Get ready to cringe here—during all of our meetings and the two-hour tabletop sessions we had a strict no cellphones, no laptops rule. It was painful. It was a psychological experiment. A number of people discovered that they possessed an involuntary reflex to check their phone that they were literally unable to suppress without physical barriers. It was cruel, and it was unusual. But there was a point, and the point was that we wanted everyone to know what everyone else was doing. We all have a very human tendency to tune out information that is not directly relevant to us, but in this case we got enormous value from having everyone engaged. People brought up extremely good questions on parts of the process that had nothing to do with themselves that absolutely saved our bacon. And when our plans had to change on game day it was fine, because everyone knew the plan like the back of their hand.
Ultimately, our goal was 25 minutes of down time and we ended up taking just over an hour. That might sound discouraging, but it was entirely expected. We picked the lowest traffic part of our day, and we expected to run into unknowns. Three hours was roughly our hard-abort window since traffic would begin climbing then, and we came in well under that number.
Outside of that small network config delay, we had literally zero significant issues. It was unnerving. It took me three days to believe that some queue was not backing up and waiting to explode. I checked multiple times to make sure that we really had flipped traffic to the new data center and were not somehow still serving through the old one. We had planned for a week or two of fallout, and we suddenly had to find something else to do. It was as close to 100% successful as any of us are likely to ever experience in a project of this size and complexity.
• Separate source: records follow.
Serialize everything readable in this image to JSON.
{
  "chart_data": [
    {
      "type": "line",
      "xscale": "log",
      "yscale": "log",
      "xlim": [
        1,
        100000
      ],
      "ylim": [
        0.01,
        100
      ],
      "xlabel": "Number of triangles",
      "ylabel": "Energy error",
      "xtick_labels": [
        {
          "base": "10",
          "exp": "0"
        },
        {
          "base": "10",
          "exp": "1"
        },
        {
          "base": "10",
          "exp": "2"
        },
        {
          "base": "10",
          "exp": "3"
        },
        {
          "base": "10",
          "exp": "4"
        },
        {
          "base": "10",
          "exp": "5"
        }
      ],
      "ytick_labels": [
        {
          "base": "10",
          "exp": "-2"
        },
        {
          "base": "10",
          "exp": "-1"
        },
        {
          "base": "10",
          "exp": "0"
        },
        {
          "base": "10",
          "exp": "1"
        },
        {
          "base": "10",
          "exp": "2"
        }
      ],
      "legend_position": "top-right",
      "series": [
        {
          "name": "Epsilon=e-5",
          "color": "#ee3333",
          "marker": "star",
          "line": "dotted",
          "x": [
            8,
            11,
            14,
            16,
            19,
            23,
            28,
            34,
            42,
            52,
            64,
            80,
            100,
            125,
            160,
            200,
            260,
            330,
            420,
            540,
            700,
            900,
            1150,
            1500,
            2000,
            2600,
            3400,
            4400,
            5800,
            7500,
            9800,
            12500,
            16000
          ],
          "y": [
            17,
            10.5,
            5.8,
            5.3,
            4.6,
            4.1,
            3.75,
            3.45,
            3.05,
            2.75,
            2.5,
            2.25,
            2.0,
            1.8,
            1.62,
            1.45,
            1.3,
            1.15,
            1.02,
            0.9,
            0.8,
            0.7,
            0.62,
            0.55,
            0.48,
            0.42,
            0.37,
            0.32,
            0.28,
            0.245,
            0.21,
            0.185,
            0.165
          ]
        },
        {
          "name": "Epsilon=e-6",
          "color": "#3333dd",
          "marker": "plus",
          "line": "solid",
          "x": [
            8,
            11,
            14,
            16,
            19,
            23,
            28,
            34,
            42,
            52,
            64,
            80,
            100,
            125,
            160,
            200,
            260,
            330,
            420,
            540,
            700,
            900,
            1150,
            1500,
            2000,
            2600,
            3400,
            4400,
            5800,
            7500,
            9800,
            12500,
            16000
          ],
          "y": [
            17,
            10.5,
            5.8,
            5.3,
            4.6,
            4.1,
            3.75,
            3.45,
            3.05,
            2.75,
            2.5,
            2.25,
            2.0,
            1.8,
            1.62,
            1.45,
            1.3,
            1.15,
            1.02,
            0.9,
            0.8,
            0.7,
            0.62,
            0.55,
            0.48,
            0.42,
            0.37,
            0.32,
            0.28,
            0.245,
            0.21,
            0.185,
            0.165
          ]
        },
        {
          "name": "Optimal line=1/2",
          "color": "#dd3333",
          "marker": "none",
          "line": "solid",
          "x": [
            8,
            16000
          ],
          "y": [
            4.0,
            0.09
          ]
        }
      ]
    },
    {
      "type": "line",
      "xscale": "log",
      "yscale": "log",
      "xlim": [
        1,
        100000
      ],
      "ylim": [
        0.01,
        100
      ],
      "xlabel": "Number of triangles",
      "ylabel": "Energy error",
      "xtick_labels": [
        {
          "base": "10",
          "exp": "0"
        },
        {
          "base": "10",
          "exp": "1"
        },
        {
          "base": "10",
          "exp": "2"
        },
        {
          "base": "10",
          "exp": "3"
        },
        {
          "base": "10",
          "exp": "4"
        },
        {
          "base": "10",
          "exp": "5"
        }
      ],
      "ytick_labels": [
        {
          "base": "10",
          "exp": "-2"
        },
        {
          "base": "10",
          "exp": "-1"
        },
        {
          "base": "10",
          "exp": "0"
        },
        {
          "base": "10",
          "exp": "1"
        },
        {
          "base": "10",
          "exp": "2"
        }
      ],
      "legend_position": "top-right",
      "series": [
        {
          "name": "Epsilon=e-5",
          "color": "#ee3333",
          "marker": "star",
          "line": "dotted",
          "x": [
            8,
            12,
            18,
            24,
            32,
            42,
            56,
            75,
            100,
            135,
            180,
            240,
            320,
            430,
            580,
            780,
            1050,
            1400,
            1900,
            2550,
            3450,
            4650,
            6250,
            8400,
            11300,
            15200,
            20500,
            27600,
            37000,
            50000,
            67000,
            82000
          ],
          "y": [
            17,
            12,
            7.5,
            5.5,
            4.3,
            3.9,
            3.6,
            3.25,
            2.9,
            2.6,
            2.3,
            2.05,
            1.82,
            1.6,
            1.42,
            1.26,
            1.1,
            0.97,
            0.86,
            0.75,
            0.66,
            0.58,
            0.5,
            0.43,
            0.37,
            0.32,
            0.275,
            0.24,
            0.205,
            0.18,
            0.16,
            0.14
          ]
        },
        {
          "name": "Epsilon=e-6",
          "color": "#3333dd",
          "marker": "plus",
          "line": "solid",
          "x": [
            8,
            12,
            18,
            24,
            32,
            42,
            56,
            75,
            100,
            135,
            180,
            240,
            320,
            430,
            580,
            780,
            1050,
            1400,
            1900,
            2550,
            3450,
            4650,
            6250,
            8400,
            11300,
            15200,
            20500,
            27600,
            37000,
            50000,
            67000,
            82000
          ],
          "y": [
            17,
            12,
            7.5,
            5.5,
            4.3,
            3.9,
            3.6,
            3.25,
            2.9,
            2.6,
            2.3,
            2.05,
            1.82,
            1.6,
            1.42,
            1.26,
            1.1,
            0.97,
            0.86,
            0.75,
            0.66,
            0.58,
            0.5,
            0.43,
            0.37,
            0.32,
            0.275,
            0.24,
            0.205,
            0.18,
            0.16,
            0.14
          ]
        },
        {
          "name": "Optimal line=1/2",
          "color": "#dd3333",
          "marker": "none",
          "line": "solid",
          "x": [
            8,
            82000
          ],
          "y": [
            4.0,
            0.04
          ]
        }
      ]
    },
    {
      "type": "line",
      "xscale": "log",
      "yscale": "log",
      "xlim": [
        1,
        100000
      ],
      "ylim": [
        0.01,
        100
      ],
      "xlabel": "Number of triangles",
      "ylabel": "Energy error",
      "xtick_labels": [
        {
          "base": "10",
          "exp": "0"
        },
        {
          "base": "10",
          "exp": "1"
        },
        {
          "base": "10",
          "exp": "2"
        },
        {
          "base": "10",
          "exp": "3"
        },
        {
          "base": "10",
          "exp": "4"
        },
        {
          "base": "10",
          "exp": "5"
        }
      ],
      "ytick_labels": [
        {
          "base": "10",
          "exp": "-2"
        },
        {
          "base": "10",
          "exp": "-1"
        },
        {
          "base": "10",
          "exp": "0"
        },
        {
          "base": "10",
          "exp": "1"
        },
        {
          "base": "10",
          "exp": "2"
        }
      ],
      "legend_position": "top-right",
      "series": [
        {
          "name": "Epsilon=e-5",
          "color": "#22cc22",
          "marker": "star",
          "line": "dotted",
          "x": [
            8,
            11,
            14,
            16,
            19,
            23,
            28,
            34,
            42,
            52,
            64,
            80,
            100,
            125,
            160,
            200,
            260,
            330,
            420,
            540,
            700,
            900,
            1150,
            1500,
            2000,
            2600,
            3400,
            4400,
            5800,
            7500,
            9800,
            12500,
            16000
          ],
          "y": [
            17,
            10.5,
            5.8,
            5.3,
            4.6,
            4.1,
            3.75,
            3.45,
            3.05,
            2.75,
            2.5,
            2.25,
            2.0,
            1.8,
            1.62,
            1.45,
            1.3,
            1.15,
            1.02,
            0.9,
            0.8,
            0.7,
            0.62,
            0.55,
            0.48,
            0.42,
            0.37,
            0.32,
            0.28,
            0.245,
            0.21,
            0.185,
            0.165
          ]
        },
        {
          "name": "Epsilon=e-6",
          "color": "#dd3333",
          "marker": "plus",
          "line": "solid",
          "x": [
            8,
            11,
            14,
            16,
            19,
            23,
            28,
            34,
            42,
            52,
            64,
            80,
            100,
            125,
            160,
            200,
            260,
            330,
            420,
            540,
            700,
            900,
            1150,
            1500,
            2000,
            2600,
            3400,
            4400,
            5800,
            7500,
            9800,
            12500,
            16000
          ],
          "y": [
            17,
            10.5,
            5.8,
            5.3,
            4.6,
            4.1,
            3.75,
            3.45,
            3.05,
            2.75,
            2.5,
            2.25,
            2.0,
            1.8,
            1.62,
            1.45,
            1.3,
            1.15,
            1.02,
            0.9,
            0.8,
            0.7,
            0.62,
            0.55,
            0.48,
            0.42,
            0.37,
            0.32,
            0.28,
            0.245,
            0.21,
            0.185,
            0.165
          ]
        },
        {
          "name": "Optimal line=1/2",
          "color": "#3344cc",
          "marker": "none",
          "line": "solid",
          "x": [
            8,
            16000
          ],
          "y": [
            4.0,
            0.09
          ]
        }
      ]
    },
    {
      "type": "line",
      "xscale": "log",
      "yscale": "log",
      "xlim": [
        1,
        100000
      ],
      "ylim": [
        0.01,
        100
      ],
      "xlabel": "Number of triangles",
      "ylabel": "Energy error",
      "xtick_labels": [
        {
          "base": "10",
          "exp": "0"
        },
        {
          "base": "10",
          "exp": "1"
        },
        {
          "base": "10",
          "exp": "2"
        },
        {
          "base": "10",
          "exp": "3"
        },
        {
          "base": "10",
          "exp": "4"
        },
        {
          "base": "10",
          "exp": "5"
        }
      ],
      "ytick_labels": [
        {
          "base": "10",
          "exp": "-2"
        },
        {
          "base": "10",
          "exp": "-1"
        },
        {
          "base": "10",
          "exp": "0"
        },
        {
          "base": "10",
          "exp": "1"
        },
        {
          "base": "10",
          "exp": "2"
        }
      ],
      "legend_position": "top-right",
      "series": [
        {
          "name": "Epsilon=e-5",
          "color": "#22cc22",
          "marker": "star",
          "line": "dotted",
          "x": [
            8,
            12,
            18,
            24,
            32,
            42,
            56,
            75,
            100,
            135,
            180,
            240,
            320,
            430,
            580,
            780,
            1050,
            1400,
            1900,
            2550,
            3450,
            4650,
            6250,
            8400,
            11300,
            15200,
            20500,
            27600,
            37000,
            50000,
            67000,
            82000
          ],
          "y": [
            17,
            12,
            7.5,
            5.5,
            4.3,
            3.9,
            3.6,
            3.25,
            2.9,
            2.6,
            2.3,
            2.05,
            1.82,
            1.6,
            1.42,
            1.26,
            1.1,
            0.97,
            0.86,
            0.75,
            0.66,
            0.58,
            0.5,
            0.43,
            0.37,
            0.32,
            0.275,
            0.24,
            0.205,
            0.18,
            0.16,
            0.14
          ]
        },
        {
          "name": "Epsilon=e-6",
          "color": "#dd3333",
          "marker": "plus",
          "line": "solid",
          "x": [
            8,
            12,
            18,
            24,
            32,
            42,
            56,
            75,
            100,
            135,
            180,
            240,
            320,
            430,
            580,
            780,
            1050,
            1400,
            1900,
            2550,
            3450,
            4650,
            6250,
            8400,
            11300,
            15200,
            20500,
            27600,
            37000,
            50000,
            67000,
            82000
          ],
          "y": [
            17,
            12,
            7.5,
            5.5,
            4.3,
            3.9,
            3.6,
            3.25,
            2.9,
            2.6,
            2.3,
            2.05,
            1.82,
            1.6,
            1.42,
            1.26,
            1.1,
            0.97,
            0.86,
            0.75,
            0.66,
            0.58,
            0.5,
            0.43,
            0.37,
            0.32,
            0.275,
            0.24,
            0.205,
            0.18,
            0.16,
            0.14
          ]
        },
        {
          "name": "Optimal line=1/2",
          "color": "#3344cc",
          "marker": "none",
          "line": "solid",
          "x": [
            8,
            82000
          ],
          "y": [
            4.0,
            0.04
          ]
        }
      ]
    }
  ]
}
On a personal note, this was my last major project with Zoosk. I have been a part of the team here for seven years and two months to the day, and I have had the opportunity to participate in a lot of challenges over that time. I have played some part in launching most of our major products and features. There are some big standouts, but as far as teamwork and execution go, this project stands above anything else we have done. I really cannot say enough about the team we have here and what they are able to do. I want to thank them for their trust in me over the years, and all of the hard work they put in to make this move a success, allowing me to leave on a high note. It has been amazing to be a part of such an awesome team guys, thanks.